I've been thinking about social websites and attributing sources this spring.
I joined Pinterst, and one of the first things that irked me was how difficult it can be to trace back to an original site. I don't necessarily want to rely on (or re-post) a household tip, a recipe, a bit of advice if I can't tell that it came from a reputable source. And then there are the quotations and funny bits! I feel mindless passing on apparent bits of wisdom from Dorothy Parker, or unattributed gags. Then again -- what of those quote books we loved to keep in the 1980s? If I jotted down Letterman's hilarity, or a school book's wisdom, I know the source; but I also liked to copy out bits from a friend's book. Mindless re-posting?
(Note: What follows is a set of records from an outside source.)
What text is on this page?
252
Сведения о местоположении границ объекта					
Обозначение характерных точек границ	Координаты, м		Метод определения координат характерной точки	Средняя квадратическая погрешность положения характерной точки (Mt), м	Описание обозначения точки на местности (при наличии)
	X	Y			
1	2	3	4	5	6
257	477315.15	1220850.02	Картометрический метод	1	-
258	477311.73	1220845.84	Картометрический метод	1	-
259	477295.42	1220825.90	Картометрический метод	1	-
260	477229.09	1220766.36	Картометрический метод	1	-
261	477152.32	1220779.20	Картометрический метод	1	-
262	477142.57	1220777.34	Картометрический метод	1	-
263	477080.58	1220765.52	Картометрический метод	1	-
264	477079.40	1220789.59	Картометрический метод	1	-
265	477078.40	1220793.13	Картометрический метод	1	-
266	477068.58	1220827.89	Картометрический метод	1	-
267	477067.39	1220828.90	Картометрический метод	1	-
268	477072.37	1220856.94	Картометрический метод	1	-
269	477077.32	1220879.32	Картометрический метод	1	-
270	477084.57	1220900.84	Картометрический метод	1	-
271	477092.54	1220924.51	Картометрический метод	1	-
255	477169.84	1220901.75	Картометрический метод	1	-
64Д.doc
I'm not sure if my copying from a friend's quote book is exactly the same as mindless re-posting, but it does refresh my insight into the young adult mind. At the beginning of this year, I'd read an item or two (which I need to find an example of to stick here) about how as more parents became active on Facebook, more kids ditched it and started connecting in other creative ways. Young people forbidden from Facebook also took these tactics. I read that they flocked to Google+, tumblr, or Instatgram to socialize unseen by their folks. I broached the subject with the teen advisory board, many of whom are not allowed on Facebook (even as they were completing their first year of high school). I was most puzzled by tumblr, which I took to be a blogging site: what on earth are you writing about? "Oh, I use it mostly to share funny pictures." Aha!Of course that's what teens most want to share. My Facebook and Pinterest feeds suggest adults are little different.
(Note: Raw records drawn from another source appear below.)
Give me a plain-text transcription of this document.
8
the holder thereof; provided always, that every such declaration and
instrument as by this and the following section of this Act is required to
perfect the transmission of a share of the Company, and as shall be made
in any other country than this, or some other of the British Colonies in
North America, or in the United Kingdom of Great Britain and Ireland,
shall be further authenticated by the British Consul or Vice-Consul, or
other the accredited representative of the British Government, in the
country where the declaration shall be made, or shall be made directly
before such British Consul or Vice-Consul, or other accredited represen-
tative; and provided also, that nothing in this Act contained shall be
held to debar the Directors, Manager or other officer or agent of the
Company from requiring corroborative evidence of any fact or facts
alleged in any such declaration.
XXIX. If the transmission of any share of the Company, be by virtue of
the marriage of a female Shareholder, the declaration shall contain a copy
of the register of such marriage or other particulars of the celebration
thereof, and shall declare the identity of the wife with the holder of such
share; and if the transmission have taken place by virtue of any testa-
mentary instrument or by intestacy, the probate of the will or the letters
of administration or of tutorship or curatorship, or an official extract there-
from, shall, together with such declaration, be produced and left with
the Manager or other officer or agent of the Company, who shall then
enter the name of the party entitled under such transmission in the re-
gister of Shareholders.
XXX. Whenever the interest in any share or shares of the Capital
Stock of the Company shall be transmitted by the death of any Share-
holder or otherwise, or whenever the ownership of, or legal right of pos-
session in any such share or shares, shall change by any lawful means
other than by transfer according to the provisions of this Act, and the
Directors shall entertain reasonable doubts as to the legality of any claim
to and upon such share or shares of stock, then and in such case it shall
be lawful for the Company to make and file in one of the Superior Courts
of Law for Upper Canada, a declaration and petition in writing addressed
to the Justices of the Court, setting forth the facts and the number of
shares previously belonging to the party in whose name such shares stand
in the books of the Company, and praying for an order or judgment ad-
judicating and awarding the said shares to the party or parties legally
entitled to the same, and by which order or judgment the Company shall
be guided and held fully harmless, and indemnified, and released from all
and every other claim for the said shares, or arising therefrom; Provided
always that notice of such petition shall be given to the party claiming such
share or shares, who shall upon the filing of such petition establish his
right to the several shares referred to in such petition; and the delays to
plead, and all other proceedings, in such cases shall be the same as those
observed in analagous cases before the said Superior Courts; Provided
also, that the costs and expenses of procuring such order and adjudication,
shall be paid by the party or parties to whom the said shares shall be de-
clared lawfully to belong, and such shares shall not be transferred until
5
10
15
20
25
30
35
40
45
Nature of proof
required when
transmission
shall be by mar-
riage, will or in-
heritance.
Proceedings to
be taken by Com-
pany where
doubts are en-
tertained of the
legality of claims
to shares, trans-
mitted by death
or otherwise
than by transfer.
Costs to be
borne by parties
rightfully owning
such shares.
I often want to post witty/useful things on the library's teen sites (the "quotation" from Lincoln about not trusting online sources, e.g.), but we teen librarians are dedicated to modelling source attribution to the kids. For example, if they make a PowerPoint of book recommendation, we try to steer them to images in the public domain and to credit it if that the terms of a Creative Commons permission. Given this need to Do it Right, I find Pinterest and Facebook infuriating "sources" of humor: where's the beginning?
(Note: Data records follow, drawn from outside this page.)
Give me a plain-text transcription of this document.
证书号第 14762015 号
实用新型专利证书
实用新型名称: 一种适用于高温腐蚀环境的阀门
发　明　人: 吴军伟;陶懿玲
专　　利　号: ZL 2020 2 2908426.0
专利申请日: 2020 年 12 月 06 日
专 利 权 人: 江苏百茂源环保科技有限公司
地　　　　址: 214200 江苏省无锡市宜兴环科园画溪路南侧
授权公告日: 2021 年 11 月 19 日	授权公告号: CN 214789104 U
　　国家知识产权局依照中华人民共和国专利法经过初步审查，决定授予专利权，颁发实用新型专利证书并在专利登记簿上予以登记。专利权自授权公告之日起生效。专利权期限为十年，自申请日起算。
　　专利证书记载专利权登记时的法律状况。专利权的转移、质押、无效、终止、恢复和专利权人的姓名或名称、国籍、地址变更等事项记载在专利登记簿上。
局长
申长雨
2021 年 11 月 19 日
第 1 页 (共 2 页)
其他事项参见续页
This morning I got around to my paper copy of the Sunday Washington Post's Technology page, and found that I am not the only one trying to trace back.* Farhad Manjoo (writing for Slate at the same time, I guess I should say) explores a particular BuzzFeed post that garnered tons of attention, particularly as it circulated on Facebook. "Like a modern-day, unstuffy Reader's Digest, BuzzFeed has a knack for distilling the good and the bad of life on the Internet into short, fun, highly clickable vignettes," he wrote. He investigated the sources of the post "21 Pictures That Will Restore Your Faith in Humanity" and also asked officials at BuzzFeed about citing sources. They talked about bringing together diverse images, clarifying the importance or meaning, and repackaging - that it's fair use that way. Manjoo doesn't seem convinced ("I'll leave it to you to decide if BuzzFeed is taking more than it's adding") and I'm certainly not convinced enough to begin to post all the funny pictures I know our kids are into without finding some kind of attribution. Although, gee it would be a great way to drive up traffic to our sites.
*Here I am trying to make a point about citations, so I need to say that this version of the story (accessed on July 3, 2012) is slightly different that what I read in my paper, out of town edition.